Мать Татьяны Согрин недолюбливал, а дочку — боялся. В лице девочки столь причудливо соединились родительские черты, что это полностью лишило ее собственной внешности: по крайней мере так казалось Согрину. Вот Оля улыбается смущенной материнской улыбкой, но высокие скулы и холодные глаза обращают ее в отцовский портрет — эти два лица менялись до бесконечности. Согрин следил за живым калейдоскопом, пока девочка, наконец, не чувствовала его взгляда и не отворачивалась.

Оля не любила маминого друга — они закрывались в комнате на ключ и молчали там долгими часами, страшно молчали.

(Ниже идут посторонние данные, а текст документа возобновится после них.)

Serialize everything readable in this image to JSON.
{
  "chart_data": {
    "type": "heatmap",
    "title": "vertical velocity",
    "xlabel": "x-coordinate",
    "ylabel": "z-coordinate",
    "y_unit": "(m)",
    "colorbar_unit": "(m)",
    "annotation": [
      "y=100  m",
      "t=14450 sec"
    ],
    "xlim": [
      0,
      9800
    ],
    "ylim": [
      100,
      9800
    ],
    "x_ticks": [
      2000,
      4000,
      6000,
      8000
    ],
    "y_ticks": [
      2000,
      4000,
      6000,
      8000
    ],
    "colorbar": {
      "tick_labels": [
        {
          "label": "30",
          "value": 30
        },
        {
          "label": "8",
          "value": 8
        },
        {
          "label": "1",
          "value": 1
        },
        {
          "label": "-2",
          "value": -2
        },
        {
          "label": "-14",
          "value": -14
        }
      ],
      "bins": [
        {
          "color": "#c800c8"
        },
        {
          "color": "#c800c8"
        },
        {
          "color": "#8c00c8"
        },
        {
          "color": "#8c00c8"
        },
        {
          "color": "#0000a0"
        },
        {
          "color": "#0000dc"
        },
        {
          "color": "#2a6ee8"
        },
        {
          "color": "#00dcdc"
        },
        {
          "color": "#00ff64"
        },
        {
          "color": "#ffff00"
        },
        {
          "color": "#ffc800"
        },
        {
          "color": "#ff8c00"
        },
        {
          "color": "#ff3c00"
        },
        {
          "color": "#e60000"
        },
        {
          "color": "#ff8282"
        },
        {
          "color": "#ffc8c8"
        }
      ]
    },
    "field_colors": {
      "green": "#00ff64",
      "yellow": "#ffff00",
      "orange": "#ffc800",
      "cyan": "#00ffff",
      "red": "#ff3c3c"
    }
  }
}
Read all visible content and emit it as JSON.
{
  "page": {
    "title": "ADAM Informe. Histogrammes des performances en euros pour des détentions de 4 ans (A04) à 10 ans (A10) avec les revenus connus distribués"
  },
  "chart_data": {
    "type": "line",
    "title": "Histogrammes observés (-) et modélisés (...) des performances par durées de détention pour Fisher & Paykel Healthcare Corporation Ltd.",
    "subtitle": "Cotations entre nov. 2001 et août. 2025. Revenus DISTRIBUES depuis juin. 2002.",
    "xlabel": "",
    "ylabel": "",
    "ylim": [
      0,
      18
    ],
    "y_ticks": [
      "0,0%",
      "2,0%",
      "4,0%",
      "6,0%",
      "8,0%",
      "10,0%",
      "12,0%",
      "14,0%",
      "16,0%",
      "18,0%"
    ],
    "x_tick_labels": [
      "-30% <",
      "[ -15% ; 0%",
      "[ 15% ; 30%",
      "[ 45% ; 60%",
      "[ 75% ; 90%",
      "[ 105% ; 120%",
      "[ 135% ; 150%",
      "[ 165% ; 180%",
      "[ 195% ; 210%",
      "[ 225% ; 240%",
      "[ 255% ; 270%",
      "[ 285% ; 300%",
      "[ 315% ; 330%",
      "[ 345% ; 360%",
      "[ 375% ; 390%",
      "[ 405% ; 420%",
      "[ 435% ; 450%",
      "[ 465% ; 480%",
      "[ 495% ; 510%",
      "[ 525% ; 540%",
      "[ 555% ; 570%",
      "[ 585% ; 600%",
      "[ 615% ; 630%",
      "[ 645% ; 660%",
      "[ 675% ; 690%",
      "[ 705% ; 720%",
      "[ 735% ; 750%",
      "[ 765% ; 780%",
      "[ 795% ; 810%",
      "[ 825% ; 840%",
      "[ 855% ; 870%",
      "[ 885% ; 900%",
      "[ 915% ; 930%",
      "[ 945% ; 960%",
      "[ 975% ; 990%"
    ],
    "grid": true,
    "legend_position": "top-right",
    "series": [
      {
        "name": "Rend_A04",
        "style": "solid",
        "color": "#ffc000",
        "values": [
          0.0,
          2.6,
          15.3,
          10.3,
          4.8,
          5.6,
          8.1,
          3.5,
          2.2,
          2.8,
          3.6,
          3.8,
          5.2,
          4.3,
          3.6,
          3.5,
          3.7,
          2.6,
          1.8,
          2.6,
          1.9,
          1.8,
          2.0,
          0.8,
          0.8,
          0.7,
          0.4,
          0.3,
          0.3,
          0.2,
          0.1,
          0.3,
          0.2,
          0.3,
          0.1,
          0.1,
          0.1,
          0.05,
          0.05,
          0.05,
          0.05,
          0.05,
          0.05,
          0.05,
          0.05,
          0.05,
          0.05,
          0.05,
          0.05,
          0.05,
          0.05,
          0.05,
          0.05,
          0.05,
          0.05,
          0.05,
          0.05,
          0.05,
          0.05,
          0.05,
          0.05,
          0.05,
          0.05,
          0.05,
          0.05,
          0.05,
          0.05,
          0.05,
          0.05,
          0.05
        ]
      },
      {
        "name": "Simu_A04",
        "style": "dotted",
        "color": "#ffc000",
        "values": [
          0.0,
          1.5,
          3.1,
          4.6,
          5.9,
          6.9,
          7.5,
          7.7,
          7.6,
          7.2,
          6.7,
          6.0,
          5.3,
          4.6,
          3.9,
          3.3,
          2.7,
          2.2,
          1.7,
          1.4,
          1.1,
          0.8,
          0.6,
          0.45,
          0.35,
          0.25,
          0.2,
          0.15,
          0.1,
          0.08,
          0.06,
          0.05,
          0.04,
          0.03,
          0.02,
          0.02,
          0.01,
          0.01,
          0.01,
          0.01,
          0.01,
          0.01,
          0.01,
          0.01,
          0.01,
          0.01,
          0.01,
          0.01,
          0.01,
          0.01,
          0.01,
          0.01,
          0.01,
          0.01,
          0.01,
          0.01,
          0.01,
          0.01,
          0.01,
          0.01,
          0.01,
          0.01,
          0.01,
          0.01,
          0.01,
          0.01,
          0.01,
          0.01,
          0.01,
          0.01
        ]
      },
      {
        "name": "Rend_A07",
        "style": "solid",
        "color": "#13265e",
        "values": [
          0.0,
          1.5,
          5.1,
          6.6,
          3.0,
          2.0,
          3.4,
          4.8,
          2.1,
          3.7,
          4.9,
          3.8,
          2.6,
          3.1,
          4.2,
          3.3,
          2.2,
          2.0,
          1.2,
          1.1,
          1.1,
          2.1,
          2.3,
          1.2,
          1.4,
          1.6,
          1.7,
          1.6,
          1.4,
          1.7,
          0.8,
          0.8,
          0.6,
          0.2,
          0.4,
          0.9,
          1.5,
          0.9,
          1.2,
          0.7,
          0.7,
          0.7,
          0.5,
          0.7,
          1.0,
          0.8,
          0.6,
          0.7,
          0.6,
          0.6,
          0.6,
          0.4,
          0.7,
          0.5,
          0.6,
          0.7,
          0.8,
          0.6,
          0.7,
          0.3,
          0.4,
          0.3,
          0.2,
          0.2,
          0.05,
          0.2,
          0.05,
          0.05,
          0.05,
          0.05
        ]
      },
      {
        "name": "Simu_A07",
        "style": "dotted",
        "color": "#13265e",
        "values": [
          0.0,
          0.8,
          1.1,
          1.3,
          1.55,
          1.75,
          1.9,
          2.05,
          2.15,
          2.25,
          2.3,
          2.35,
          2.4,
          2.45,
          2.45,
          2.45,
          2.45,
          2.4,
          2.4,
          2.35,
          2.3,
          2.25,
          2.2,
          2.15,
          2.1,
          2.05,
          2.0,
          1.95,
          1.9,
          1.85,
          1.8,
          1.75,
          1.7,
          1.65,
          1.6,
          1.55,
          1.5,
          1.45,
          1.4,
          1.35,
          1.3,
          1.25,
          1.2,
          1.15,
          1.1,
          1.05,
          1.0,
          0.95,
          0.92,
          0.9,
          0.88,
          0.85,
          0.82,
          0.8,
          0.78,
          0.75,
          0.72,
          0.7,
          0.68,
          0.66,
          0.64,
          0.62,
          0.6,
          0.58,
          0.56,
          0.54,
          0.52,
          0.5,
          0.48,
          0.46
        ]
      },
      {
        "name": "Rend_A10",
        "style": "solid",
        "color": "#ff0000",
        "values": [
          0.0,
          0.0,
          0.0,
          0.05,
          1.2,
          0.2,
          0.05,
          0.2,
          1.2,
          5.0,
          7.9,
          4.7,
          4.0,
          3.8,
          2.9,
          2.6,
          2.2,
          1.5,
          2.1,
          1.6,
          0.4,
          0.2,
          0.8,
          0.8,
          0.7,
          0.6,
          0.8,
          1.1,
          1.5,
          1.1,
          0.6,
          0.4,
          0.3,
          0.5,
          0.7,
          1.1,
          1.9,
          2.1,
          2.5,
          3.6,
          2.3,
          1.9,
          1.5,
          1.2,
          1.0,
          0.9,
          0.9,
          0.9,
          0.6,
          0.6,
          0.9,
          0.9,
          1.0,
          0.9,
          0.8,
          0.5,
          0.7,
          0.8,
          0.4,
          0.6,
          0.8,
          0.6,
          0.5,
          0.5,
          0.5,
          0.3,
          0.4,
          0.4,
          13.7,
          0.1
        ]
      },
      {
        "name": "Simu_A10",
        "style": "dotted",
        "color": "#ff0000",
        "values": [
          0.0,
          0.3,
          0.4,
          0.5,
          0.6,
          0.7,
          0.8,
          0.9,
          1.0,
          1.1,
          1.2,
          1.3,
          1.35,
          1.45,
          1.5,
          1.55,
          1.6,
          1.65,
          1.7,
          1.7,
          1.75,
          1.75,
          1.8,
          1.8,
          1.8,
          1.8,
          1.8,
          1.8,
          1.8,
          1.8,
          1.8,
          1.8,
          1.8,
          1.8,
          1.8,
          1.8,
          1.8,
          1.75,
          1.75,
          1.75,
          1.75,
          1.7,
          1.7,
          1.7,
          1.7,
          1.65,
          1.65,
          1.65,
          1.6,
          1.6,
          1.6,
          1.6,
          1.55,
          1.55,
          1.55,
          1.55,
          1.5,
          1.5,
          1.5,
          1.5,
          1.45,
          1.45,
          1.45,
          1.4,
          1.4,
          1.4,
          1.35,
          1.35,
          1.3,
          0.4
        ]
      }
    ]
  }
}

Оля уходила из дому, расчетливо хлопала дверью, но никто не ругался, даже не обращал внимания — бабка была в театре, мать молчала в комнате со своим художником. Девочка шла к соседке, студентке арха. Там всегда были открыты двери, пустые зеленые бутылки стояли в коридоре ровными солдатскими шеренгами, и полон дом народу — художники, фотографы, скульпторы… Мрачное лицо девочки избавлялось от родительских черт, сбрасывало их, как одежду, — и никто не узнал бы теперь Татьяниной улыбки, и скулы отца — тщательно запомненные ревнивым Согриным — исчезали.

Один скульптор сказал девочке:

— Я буду лепить эту голову.

Как будто бы голова существовала сама по себе, отдельно.

Оля позировала скульптору, пока не возвращалась из театра бабка, — забирала девочку из прокуренной квартиры, машинально кокетничала с гостями, благодарила студентку — в маму пьяную. Татьяна, наконец, открывала запертую дверь, оттуда вырывался горячий, пряный воздух — будто настоянный на травах. Согрин не отрывал глаз от Татьяны, не видел ни дочери ее, ни мамы, только краски прорывали иногда оборону. Краска алая, влажная, тягучая. Краска черная, жженая, бешеная. Краска розовая, невинная, бледная. Согрин уходил, но тут же появлялся под окном, и Оля прицеливалась, чем бы в него бросить.

Вскоре Татьяна стала смотреть на Согрина так, как он прежде смотрел на нее. Они поменялись ролями, как Онегин и Татьяна в последнем акте.

И вот тогда к Согрину в мастерскую пришел ангел — словно дождавшись этой перемены: зрения и чувств. О таком ангеле не скажешь — явился. Нет, он именно что буднично пришел. Ничего особенного, один ангел из многих. Рядовой состав.

— Никуда не годится… — ангел озирался по сторонам.

Согрин не понимал — что никуда не годится? Он сам, его жизнь, Татьяна? Мебель в комнате? Разбудораженные краски впивались Согрину в виски, ангел терпеливо ронял слова.

— Могу показать, — ангел вел себя как приказчик в дорогом магазине.

Согрин кивнул — покажи.

Ох, лучше бы не кивал. Целых тридцать лет он будет стараться забыть показанную ангелом картину, но та останется с ним до последнего дня.

Ангел влет поймал розовую, липкую краску и протянул ее Согрину. Краска стихла, поблекла, сжалась в комочек — ни дать ни взять иностранная жевательная резинка.

— Тридцать лет пройдут быстро, как день, — сказал ангел.